Fish Prayers

From inside the fish, Jonah prayed to the LORD his God: “In my distress I called to the LORD and he answered me … You hurled me into the deep … But you brought my life up from the pit, O LORD my God … Those who cling to worthless idols forfeit the grace that could be theirs” (Jonah 2:1, 2, 3, 6, 8).

God uses all kinds of things to invite us into prayer, including the gut of a great fish.

This summer we’re exploring Making Room: what kinds of “tools” or “exercises” can help enlarge our souls, increasing both our desire and capacity for deepening fellowship with our God.  The last two weeks we’ve looked at different ways to engage with Scripture (and how’s that memorizing of Ephesians 6:10-17 coming?).  In these next weeks, we’ll look at prayer.

The prophet Jonah generally doesn’t make the list of “champions of faith” or “prayer warriors.”  He’s given an assignment by God, runs in the opposite direction, almost causes the destruction of an innocent boat crew and ends up swallowed by a great fish.  Jonah doesn’t pray until he finds himself inside the fish.

Let’s see what we might learn about praying from Jonah’s prayer from the dark, moist belly of a really good-sized fish.

From inside the fish, Jonah prayed —The distresses of life are God’s way of asking, “May I please have your attention?”  Life’s difficulties are not punishments from God, but invitations, invitations to know the Lord more deeply, more personally.  Difficulties, even when they are the result of our own sin and disobedience, can become ways in which God enlarges our souls.  Prayer becomes the way in which we recognize what God is up to, give our permission for him to proceed, and learn how to cooperate in the process.

You hurled me into the deep — Jonah isn’t blaming God, he’s realigning himself with God’s sovereignty.  Nothing comes into our lives that hasn’t first passed through Father’s hands.  If I attempt to understand God through the lens of my circumstances, I will misunderstand both God and my circumstances.  If I learn to see my circumstances through the lens of God’s loving sovereignty, I am freed from reacting against my circumstances and instead learn to respond to the Lord, who is with me, even in the depths of ichthyoid entrails. 

But you brought my life up from the pit — The God who hurls is the God who saves!  There’s not a whole lot—i.e., nothing—that you can do for yourself from inside the gastro-intestinal tract of a large sea creature.  Well, there is one thing: you can learn to pray!
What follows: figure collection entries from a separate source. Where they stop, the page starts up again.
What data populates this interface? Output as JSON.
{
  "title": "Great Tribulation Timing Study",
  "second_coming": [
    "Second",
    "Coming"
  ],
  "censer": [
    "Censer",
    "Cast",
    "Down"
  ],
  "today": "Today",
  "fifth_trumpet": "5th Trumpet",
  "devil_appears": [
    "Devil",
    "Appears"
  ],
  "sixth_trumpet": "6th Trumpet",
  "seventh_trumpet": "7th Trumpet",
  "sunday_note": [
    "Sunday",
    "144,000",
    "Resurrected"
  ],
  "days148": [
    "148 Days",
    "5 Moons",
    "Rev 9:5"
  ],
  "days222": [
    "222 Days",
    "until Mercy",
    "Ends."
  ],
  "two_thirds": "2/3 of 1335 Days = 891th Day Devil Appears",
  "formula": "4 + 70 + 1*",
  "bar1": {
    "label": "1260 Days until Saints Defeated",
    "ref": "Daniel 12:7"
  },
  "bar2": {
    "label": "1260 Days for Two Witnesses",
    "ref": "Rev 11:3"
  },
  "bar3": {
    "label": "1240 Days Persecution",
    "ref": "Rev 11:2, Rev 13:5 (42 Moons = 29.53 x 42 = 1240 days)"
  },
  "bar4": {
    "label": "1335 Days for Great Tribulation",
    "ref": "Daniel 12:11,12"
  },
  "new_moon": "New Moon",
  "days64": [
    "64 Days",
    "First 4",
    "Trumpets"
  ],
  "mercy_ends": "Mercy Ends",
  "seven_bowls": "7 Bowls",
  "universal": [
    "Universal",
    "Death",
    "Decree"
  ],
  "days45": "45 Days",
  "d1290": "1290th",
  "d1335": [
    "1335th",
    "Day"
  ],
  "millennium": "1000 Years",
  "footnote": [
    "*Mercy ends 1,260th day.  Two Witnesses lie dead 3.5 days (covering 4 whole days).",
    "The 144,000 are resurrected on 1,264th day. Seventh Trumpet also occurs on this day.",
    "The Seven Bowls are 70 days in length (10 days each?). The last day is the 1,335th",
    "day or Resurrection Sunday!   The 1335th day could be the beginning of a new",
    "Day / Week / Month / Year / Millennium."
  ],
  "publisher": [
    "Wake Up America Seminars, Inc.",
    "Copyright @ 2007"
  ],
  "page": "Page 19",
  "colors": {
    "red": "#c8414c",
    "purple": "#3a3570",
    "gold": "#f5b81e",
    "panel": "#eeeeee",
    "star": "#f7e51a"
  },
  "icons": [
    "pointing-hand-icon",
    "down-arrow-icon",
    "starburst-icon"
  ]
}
Those who cling to worthless idols forfeit the grace that could be theirs -- I don’t know about you, but one of the main reasons I don’t pray at times is that I’m looking for help from an idol, instead of from the Lord.  My idols have names like Comfort and Convenience, Look Good, Independence, Be in Control, Poor Me.  Perhaps you are familiar with some of them – or know a few I haven’t mentioned yet?

The thing about idols: they are all grace-less.  With them, it’s all buying-and-selling, earning/deserving, credits and debits, spiritual balance sheets and bookkeepers, pay-pay-pay.

With the Lord?  “In my distress I called to the LORD and he answered mehe listened to my cry … Salvation comes from the LORD!” Jonah isn’t rewarded, he hasn’t paid his dues or his debts, he is delivered by the unpurchased, undeserved, unearned grace of God!

Is there something in your life that you would like to pray about, or sense that you should, but don’t?  Take a moment and write it down.  List the reasons you don’t pray about it, everything from “It never occurs to me” or “this is too small (or big) a thing” or “God won’t listen to someone like me” or simply “I have no idea how to.”  And then pray the world’s best, most powerful and most important prayer: “Lord, please help me.”  Try it for a week – and pay attention, see what happens!